Agentic UX
Before the agent acts

Autonomy Dial

Users choose how much the agent can do on its own—from suggestions only to approved actions—and the product enforces that policy with settings plus runtime consent when a new scope or action needs approval.

When to use

One-size-fits-all automation ignores personal risk tolerance and task stakes; users also need clear allow/deny moments when the agent expands into a new folder, tool, or consequential action.

Example scenario: Cowork agent requests access to a new project folder mid-run; user sees Allow / Deny with the path before sub-agents continue.

Anatomy

UI pieces that make this pattern recognizable.

  • Mode or profile selector (e.g. Ask / Plan / Agent)
  • Per-capability toggles: files, terminal, network, external messages
  • Default-deny for high-impact domains
  • Runtime consent gate: contextual card naming the resource (path, command, payment) with Allow / Deny and keyboard shortcuts
  • Optional remember-for-workspace or allow-once vs always for that scope
  • Blocked state until the user decides (agent pauses; no silent continue)

Guidance

Do

  • Make the current mode visible in the composer at all times
  • Increase autonomy only after successful supervised runs
  • Show the full scope being granted (e.g. directory path in monospace), not vague 'access files'
  • Use one gate per decision; batch unrelated permissions into a single clear card when possible

Avoid

  • Never hide auto-run that executes destructive commands
  • Avoid a single vague 'AI on/off' toggle with no granularity
  • Do not stack multiple consent dialogs without summarizing what is being allowed
  • Do not grant broad filesystem or network access without naming the boundary

Limitations

When this pattern adds friction or fails to help.

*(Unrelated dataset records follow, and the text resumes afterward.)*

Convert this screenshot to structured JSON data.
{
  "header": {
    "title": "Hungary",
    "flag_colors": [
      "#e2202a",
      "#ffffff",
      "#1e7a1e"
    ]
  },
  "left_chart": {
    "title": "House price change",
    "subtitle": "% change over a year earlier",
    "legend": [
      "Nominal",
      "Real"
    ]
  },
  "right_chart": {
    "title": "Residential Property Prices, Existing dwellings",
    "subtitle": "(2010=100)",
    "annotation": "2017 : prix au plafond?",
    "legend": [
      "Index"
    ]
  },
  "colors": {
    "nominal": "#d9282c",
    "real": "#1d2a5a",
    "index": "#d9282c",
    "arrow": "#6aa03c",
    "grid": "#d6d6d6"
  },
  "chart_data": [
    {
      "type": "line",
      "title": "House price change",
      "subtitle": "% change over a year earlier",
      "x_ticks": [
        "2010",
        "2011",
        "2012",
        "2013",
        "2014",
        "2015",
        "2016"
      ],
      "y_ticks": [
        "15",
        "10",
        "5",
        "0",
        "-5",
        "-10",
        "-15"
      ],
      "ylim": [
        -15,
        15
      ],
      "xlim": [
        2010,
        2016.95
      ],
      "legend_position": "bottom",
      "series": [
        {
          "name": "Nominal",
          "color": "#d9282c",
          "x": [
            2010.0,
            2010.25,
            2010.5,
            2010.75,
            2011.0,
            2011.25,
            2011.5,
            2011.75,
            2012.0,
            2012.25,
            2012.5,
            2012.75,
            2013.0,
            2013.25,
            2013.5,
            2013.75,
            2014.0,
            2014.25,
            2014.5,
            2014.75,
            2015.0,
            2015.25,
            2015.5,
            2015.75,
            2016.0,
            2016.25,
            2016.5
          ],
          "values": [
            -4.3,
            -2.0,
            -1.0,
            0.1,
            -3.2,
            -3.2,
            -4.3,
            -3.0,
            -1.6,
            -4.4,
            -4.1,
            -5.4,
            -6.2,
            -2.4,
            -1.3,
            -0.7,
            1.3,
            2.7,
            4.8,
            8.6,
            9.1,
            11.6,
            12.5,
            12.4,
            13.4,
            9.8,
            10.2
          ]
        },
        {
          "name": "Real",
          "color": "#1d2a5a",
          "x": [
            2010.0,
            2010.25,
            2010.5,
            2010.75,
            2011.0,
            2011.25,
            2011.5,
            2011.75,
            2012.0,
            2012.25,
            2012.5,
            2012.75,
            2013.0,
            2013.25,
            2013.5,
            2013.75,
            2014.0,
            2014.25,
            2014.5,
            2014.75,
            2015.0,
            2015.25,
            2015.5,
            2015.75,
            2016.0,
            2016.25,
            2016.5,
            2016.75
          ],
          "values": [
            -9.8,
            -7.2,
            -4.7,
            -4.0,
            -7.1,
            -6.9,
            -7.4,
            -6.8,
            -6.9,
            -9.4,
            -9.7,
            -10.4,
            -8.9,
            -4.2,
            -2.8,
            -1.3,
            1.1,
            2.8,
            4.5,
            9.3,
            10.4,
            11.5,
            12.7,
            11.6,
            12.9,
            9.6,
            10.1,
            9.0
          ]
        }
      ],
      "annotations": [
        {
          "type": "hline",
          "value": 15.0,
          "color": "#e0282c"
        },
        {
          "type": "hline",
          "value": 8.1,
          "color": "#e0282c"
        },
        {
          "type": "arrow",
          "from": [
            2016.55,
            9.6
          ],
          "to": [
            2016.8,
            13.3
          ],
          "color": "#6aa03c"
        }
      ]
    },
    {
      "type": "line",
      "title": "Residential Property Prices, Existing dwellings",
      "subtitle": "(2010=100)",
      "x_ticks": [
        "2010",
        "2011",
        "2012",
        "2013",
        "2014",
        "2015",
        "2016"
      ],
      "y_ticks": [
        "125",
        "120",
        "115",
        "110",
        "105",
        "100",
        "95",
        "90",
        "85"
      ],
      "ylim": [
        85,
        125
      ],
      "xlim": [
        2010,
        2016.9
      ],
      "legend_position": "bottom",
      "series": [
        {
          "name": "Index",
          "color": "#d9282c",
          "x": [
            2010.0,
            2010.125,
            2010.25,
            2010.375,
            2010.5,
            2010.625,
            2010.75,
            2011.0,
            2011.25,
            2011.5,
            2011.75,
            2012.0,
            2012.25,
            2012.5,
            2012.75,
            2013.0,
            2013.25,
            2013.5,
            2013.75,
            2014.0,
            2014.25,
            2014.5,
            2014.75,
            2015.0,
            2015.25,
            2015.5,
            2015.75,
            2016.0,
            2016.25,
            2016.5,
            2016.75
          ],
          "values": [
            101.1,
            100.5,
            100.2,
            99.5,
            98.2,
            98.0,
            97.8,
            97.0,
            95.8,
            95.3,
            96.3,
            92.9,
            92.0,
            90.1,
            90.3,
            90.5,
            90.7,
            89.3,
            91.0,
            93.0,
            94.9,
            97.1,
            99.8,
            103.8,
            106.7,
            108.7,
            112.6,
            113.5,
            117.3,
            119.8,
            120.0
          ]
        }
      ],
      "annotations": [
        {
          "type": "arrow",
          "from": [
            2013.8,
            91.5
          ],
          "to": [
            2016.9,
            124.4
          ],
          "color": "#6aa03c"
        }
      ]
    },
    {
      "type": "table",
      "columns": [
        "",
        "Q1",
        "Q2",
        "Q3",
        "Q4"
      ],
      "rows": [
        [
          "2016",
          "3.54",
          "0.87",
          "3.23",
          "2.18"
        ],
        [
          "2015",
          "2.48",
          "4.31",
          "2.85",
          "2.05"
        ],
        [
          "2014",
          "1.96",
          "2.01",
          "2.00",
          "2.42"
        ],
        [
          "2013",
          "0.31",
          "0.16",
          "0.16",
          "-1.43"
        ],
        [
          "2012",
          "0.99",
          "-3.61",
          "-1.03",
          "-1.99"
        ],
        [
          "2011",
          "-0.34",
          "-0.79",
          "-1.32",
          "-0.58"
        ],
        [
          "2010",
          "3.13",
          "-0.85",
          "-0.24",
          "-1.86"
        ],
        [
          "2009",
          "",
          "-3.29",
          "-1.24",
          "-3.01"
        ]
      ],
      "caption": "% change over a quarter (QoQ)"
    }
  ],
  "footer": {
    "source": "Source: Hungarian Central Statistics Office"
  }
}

  • Frequent consent gates cause alert fatigue; users may click Allow without reading
  • Per-domain toggles are hard to discover for casual users
  • Remember-for-workspace grants can be broader than users intend

Build notes

Implementation hints for engineers shipping the pattern.

  • Persist permissions per workspace or project
  • Log permission level used for each action in the audit trail
  • Map runtime gates to policy (ask every time, first access only, allowlisted commands)
  • Support allow-once, allow-for-session, and allow-for-workspace where the OS or product allows

Examples

Annotated screenshots from production products, with designer critique.

Claude Cowork

Folder consent gate

Claude Cowork Allow or Deny dialog for folder access before agents continue
Context

Before sub-agents continue, Cowork blocks on an inline card naming the folder path with Deny and Allow—runtime consent when scope expands beyond the current grant.

What works
  • Names the exact resource (path) being requested
  • Hard stop until decision—no silent continuation
  • Pairs policy with a concrete, reviewable moment
What to improve
  • Repeated gates across sessions need remember-scope affordances
  • Multi-folder batching could reduce fatigue

Takeaway: Runtime consent gates should read like security dialogs, not marketing copy.

v0

SQL tool approval gate

v0 Neon run_sql approval card with destructive-action warning and Allow or Skip
Context

Before running SQL against Neon, v0 surfaces a tool card naming the integration, warning about potentially destructive actions, showing the exact SQL payload, and requiring Allow or Skip.

What works
  • Destructive-action warning is visible above the fold
  • SQL preview lets users verify scope before Allow
  • Skip preserves a safe default when uncertain
What to improve
  • Long SQL blocks need better truncation with expand
  • Allow dropdown should explain remember-scope options

Takeaway: Codegen agents should treat database writes like production deploys—named tool, visible payload, explicit consent.